Saskatchewan School Librarians Hold Annual Convention

FTLComm - Saskatoon - Sunday, May 5, 2002

The Saskatchewan School Librarian's convention took place this weekend in Saskatoon as librarians from around the province came together to share their ideas and concerns in the key to Saskatchewan's educational programme.

Almost two decades have passed since the province moved into the world of resourced based learning. With the speed of change so rapidly over taking the educational process it was decided that providing students in every subject and grade with textbooks it was more practical and vastly more efficient to equip each school with a library and have it provide the instructional and research materials that each learned needed. This process increased the burden on the classroom teacher and hence the plan involved manning the resource centre with a trained teacher librarian to assist the teacher in planning classes and carrying out the instruction process in the school.

It would be fair to say that resource based learning is a dismal failure. Few administrators understood the idea when it was introduced and most now became administrators after the introduction and are clue less about the idea. The result has been that even though the whole educational instructional process in the province is dependent upon the library and its teacher librarian administrators have solved budget problems but cutting the funding to their libraries and replacing teacher librarians with a clerk.

Saskatoon Public and other provincial systems this year are cutting their teacher librarians or asking them to fill in as baby sitting roles to allow classroom teachers to have spares. As a result of this change in policy more than twenty of Saskatoon's teacher librarians have requested regular teaching positions.

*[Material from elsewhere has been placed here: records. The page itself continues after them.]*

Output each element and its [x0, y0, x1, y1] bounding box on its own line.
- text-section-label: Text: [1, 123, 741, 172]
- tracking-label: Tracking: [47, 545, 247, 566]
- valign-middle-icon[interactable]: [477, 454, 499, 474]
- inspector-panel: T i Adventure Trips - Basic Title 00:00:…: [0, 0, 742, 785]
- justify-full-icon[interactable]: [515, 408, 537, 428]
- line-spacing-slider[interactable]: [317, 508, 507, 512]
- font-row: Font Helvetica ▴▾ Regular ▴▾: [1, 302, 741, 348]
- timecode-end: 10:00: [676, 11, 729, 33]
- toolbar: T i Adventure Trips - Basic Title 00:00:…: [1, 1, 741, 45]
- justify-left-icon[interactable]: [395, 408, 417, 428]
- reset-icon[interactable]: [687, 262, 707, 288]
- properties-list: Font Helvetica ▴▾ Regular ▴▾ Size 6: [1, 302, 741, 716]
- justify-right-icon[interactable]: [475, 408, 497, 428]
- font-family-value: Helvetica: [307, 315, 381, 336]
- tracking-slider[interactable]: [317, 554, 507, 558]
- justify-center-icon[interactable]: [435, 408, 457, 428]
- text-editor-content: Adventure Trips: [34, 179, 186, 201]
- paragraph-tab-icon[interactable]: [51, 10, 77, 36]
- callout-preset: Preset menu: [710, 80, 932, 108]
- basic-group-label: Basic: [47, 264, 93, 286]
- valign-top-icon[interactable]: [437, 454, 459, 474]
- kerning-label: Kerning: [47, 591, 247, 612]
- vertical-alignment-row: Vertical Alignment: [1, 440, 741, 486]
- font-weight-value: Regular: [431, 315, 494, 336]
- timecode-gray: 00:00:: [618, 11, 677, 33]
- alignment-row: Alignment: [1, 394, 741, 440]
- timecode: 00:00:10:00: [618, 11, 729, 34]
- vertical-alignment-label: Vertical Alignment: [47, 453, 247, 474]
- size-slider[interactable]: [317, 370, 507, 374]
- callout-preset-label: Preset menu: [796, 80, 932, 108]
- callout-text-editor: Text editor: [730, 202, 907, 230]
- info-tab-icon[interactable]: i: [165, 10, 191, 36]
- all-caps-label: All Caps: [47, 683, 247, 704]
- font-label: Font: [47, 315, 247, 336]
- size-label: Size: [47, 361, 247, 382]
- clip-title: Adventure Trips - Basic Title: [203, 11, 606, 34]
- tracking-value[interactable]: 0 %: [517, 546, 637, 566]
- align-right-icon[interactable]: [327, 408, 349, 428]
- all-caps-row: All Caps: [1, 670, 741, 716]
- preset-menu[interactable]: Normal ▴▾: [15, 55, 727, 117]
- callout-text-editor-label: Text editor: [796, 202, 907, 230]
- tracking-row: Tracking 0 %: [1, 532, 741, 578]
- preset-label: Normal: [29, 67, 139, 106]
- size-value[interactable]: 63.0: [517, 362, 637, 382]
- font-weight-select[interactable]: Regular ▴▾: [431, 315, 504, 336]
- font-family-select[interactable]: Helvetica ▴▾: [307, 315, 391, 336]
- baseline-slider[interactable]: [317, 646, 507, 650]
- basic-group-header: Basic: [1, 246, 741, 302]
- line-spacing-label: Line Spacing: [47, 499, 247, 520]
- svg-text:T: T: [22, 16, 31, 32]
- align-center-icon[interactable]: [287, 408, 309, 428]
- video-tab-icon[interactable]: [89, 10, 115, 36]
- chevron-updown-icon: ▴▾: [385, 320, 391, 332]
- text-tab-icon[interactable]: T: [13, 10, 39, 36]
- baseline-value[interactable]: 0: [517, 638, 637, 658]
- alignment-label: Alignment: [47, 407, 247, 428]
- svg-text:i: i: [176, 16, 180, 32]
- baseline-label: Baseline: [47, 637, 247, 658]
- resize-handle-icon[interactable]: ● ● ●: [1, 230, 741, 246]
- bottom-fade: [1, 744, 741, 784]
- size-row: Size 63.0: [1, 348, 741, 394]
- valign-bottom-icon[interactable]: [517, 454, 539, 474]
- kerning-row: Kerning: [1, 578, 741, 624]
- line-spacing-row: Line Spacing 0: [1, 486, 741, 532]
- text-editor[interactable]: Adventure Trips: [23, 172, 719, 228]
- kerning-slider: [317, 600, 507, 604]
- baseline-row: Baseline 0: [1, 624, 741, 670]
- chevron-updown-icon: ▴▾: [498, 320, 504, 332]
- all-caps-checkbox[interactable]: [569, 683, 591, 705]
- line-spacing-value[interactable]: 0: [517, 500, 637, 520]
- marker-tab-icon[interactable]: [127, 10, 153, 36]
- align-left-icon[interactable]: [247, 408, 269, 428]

Text books can not provide students with the learning materials needed in today's learning environment and a trained teacher librarian is a necessity to keep instructional materials available from which students can work. With out teacher librarians school programmes are little more than behaviour

modification programmes.

This year's conference was overshadowed by the budget cut backs in Saskatoon and throughout the province.

Among the book displays was this simple display by Saunders who is on the verge of financial ruin due to the book return policy of the mega books stores.

The Saskatchewan Publishers Group continues to be a boost to Saskatchewan's innovative and forward thinking publishers. Besides a lot of material for aborigine based study there is a growing trend for Saskatchewan publishers to provide first rate materials designed for class room use with teacher and student study guides that enhance the material as well as reduce the burden for instruction with these materials.

Most Saskatchewan school systems do not have any teacher librarians. Tisdale which has two large schools in the town alone has only one Teacher librarian in the whole school division and that teacher has to work part time as a subject teacher in the high school.

Administrators need to come into line with the provincial curriculum and understand what they are doing with their budgets. Spending money on textbooks and workbooks is like fanning the flames of pure waste while putting money into the school's library and a teacher librarians is an investment in better student performance and an enhance school programme that will produce known and testable improvement for every student in the school.